Una Tragedia di Pasqua: Avvelenamento Fatale in Brasile Porta la Polizia ad Arrestare una Sospettata
Un dramma avvolto da gelosia e vendetta si è consumato a Imperatriz, nel nord del Brasile, durante quello che doveva essere un momento di celebrazione e felicità. Una donna è stata arrestata con l’accusa di aver avvelenato due bambini con uova di cioccolato, inviandole come regalo anonimo di Pasqua per vendicarsi dell’attuale compagna del suo ex fidanzato.
Delitto e Vendetta
La tragedia è iniziata il 16 aprile quando un pacco anonimo è stato recapitato a casa di Miriam Lira. All’interno, uova di cioccolato e un biglietto: “Con amore, a Mirian Lira. Buona Pasqua.” Miriam, ignara del pericolo, ha condiviso questi dolci pasquali con i suoi figli, Luis Fernando di sette anni ed Evelyn Fernanda di tredici. Poche ore dopo, il ragazzo ha cominciato a sentirsi male e la famiglia si è ritrovata d’urgenza in ospedale.
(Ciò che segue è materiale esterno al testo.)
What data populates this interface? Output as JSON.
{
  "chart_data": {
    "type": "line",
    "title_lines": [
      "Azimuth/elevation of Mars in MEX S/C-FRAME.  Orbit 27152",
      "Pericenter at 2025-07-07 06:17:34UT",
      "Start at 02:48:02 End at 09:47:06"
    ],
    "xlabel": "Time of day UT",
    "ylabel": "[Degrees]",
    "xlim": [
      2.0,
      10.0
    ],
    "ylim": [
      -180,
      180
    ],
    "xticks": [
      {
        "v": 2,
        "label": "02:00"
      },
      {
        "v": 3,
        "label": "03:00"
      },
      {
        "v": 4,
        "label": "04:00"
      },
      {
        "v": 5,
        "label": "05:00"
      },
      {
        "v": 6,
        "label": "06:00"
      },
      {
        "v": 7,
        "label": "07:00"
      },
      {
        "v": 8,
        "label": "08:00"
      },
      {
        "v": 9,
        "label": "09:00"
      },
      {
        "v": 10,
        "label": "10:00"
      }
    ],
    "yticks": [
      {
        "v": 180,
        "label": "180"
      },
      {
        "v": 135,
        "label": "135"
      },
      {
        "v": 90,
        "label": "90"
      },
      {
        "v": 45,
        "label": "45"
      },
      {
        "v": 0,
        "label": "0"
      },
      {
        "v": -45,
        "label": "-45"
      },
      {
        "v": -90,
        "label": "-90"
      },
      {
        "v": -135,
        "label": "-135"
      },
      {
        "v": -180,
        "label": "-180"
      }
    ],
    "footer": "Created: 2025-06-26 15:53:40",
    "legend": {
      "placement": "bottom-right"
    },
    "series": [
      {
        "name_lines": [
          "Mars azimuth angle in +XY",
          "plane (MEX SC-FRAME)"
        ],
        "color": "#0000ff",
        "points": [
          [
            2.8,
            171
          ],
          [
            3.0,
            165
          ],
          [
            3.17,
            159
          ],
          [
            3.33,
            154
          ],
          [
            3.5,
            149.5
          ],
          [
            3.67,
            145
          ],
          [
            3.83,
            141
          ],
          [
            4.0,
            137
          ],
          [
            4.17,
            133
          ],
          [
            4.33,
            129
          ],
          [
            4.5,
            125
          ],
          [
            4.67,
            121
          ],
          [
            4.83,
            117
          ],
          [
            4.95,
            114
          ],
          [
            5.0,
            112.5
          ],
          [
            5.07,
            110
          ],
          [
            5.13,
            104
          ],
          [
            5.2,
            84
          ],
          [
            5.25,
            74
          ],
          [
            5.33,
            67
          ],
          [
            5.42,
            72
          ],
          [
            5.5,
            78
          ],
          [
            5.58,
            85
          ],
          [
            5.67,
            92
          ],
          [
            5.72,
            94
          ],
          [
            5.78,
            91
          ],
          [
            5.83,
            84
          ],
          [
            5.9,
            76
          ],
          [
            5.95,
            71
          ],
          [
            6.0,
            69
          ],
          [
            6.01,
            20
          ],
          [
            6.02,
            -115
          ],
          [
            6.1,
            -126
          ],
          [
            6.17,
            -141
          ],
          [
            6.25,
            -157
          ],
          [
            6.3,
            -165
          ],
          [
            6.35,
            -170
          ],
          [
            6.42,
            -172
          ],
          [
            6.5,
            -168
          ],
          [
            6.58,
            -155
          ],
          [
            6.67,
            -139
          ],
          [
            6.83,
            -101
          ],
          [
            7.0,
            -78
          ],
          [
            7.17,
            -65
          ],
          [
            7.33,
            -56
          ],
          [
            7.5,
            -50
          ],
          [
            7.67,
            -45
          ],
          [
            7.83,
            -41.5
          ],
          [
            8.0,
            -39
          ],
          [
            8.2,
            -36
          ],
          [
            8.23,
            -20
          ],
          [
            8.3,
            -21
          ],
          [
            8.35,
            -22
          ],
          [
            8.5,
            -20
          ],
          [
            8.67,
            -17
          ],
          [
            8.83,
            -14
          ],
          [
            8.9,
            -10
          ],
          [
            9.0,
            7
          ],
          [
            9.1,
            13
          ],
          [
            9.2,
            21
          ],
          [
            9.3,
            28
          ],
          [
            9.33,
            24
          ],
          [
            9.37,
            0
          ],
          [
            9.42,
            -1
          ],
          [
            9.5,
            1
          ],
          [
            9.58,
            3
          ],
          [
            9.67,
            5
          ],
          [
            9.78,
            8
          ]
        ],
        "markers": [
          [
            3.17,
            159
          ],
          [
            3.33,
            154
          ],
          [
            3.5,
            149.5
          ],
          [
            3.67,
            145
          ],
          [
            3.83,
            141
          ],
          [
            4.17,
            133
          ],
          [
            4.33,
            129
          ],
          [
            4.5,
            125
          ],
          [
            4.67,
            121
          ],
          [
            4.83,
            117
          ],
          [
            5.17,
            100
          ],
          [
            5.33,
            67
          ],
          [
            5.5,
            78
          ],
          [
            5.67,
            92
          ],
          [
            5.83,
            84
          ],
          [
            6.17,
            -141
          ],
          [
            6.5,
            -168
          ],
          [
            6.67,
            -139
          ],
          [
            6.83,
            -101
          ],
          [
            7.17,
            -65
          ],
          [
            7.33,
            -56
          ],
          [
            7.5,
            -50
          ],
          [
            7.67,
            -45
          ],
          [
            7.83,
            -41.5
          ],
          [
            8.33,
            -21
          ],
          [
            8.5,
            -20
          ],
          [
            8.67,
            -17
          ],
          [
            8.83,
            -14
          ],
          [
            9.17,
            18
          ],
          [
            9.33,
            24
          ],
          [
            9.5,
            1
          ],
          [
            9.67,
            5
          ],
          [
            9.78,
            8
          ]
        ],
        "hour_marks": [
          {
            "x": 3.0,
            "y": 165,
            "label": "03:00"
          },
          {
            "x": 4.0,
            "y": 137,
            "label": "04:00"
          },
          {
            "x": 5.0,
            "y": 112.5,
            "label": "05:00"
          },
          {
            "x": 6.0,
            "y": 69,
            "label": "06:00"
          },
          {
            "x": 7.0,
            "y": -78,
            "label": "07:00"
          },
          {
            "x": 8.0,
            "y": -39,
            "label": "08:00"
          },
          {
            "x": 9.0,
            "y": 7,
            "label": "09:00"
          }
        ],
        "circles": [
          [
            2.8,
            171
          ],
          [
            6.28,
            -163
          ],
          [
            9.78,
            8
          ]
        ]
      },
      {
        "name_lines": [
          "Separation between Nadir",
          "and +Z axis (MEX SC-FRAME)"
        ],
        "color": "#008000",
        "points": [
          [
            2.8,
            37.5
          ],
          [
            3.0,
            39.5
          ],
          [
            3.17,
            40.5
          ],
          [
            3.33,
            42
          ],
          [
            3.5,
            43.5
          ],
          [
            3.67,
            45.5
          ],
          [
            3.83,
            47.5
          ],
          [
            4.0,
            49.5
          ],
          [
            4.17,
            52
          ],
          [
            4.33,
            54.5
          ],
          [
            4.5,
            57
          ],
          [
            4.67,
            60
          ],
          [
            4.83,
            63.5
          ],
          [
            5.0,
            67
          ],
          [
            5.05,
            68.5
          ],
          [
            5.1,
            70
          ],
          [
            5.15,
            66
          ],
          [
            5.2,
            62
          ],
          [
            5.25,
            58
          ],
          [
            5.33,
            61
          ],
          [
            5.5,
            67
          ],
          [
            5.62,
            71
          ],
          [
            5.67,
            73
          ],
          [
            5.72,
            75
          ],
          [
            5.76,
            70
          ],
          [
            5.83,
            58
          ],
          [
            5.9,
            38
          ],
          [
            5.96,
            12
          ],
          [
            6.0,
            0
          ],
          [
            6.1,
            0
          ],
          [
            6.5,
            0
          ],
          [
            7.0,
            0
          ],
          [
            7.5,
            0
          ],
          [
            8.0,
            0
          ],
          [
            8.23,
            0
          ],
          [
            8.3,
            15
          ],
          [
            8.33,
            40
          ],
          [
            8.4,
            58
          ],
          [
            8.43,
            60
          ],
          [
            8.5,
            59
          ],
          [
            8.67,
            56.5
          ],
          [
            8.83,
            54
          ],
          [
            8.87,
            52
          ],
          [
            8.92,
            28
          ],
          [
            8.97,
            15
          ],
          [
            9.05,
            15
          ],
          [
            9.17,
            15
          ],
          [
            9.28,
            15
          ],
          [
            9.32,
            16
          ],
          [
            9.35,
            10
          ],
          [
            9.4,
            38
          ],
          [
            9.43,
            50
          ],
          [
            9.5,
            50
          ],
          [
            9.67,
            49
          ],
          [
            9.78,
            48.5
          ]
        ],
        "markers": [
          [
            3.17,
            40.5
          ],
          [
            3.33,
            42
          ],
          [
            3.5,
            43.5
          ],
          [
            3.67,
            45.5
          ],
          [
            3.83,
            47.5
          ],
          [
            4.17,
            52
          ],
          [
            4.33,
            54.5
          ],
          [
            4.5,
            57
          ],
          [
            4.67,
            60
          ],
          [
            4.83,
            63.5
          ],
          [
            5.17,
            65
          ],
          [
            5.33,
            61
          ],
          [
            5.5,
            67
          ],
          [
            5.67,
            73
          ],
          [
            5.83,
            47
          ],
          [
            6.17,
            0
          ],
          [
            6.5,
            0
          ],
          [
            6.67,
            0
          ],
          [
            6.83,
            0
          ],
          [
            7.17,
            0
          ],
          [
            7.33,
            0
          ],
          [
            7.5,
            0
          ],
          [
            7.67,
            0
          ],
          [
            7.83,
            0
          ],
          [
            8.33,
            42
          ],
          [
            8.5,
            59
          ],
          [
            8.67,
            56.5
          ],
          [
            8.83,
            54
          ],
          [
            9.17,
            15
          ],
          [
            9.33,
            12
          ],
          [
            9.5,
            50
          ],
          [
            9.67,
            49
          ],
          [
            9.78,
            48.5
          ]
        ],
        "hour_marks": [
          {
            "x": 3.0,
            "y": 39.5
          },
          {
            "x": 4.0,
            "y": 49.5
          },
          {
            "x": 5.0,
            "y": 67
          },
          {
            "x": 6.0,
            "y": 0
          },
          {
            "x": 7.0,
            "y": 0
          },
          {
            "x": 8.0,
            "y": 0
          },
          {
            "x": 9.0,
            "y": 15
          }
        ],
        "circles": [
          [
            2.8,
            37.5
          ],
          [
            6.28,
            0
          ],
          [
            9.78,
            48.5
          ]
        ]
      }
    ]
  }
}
Nonostante gli sforzi dei medici, il piccolo Luis Fernando è morto il giorno seguente a causa di un’insufficienza multi-organo, e sua sorella Evelyn è deceduta cinque giorni dopo per shock vascolare. Miriam, sopravvissuta al coma, ha espresso il suo strazio ai giornalisti, manifestando la speranza che la giustizia possa prevalere.
L’Inchiesta e l’Arresto
Le autorità brasiliane hanno rapidamente concentrato le indagini su Jordelia Pereira Barbosa, ex fidanzata del compagno di Miriam, accusata di essere autrice di questo terribile gesto. La polizia dichiara di avere prove schiaccianti contro di lei, inclusi filmati di videosorveglianza in cui la donna è visibile mentre acquista le uova di cioccolato sotto mentite spoglie.
L’ispettore Alana Lima ha spiegato a G1 Globo che la telecamera di sicurezza ha permesso di tracciare i movimenti della sospettata dall’arrivo nella città fino all’acquisto della merce avvelenata. Altri elementi probatori includono parrucche, residui di cioccolato e biglietti ferroviari sequestrati durante l’arresto di Barbosa, avvenuto mentre scendeva da un autobus a Santa Ines.
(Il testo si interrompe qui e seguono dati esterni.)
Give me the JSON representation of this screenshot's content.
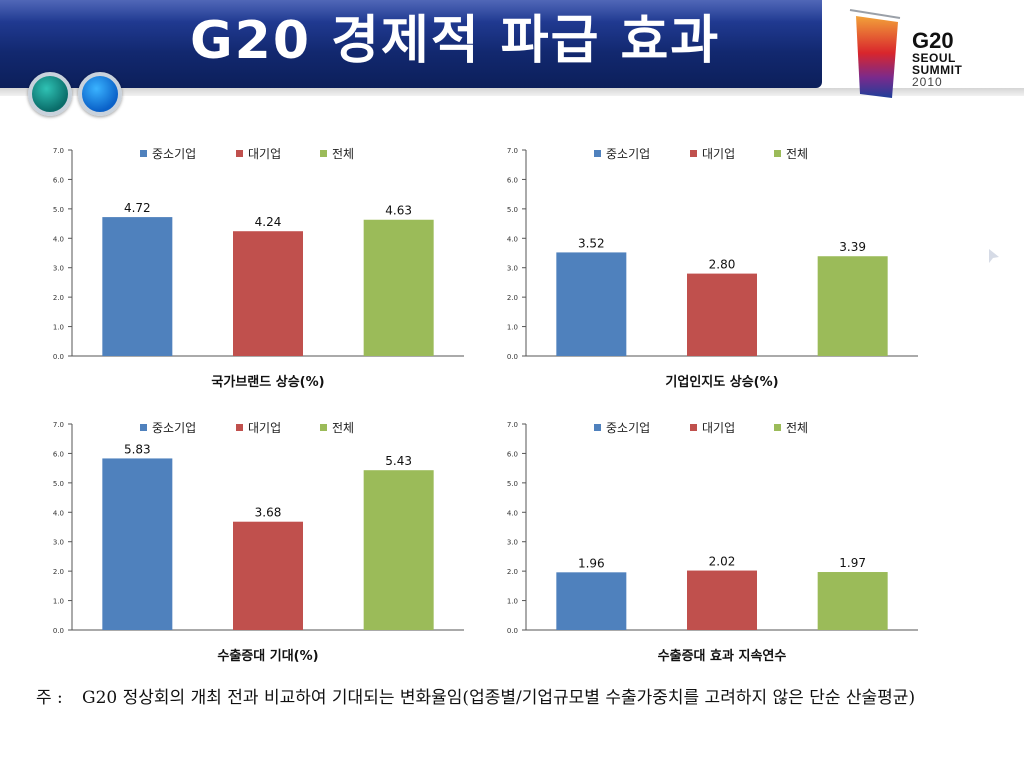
{
  "header": {
    "title": "G20 경제적 파급 효과"
  },
  "logo": {
    "line1": "G20",
    "line2": "SEOUL",
    "line3": "SUMMIT",
    "line4": "2010"
  },
  "colors": {
    "sme": "#4f81bd",
    "large": "#c0504d",
    "total": "#9bbb59"
  },
  "chart_data": [
    {
      "type": "bar",
      "title": "국가브랜드 상승(%)",
      "categories": [
        "중소기업",
        "대기업",
        "전체"
      ],
      "values": [
        4.72,
        4.24,
        4.63
      ],
      "value_labels": [
        "4.72",
        "4.24",
        "4.63"
      ],
      "ylim": [
        0,
        7
      ],
      "yticks": [
        "0.0",
        "1.0",
        "2.0",
        "3.0",
        "4.0",
        "5.0",
        "6.0",
        "7.0"
      ],
      "legend": "top-center",
      "grid": false
    },
    {
      "type": "bar",
      "title": "기업인지도 상승(%)",
      "categories": [
        "중소기업",
        "대기업",
        "전체"
      ],
      "values": [
        3.52,
        2.8,
        3.39
      ],
      "value_labels": [
        "3.52",
        "2.80",
        "3.39"
      ],
      "ylim": [
        0,
        7
      ],
      "yticks": [
        "0.0",
        "1.0",
        "2.0",
        "3.0",
        "4.0",
        "5.0",
        "6.0",
        "7.0"
      ],
      "legend": "top-center",
      "grid": false
    },
    {
      "type": "bar",
      "title": "수출증대 기대(%)",
      "categories": [
        "중소기업",
        "대기업",
        "전체"
      ],
      "values": [
        5.83,
        3.68,
        5.43
      ],
      "value_labels": [
        "5.83",
        "3.68",
        "5.43"
      ],
      "ylim": [
        0,
        7
      ],
      "yticks": [
        "0.0",
        "1.0",
        "2.0",
        "3.0",
        "4.0",
        "5.0",
        "6.0",
        "7.0"
      ],
      "legend": "top-center",
      "grid": false
    },
    {
      "type": "bar",
      "title": "수출증대 효과 지속연수",
      "categories": [
        "중소기업",
        "대기업",
        "전체"
      ],
      "values": [
        1.96,
        2.02,
        1.97
      ],
      "value_labels": [
        "1.96",
        "2.02",
        "1.97"
      ],
      "ylim": [
        0,
        7
      ],
      "yticks": [
        "0.0",
        "1.0",
        "2.0",
        "3.0",
        "4.0",
        "5.0",
        "6.0",
        "7.0"
      ],
      "legend": "top-center",
      "grid": false
    }
  ],
  "footnote": {
    "mark": "주 :",
    "text": "G20 정상회의 개최 전과 비교하여 기대되는 변화율임(업종별/기업규모별 수출가중치를 고려하지 않은 단순 산술평균)"
  }
}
Nonostante abbia ammesso di aver acquistato le uova di cioccolato, Barbosa nega di averle avvelenato con l’intenzione di nuocere a Miriam Lira e alla sua famiglia. L’inchiesta continua e le analisi chimiche sui campioni di cioccolato e sul sangue delle vittime potrebbero fornire ulteriori prove della colpevolezza di Barbosa. La comunità attende con ansia che la giustizia faccia il suo corso in questa tragica vicenda.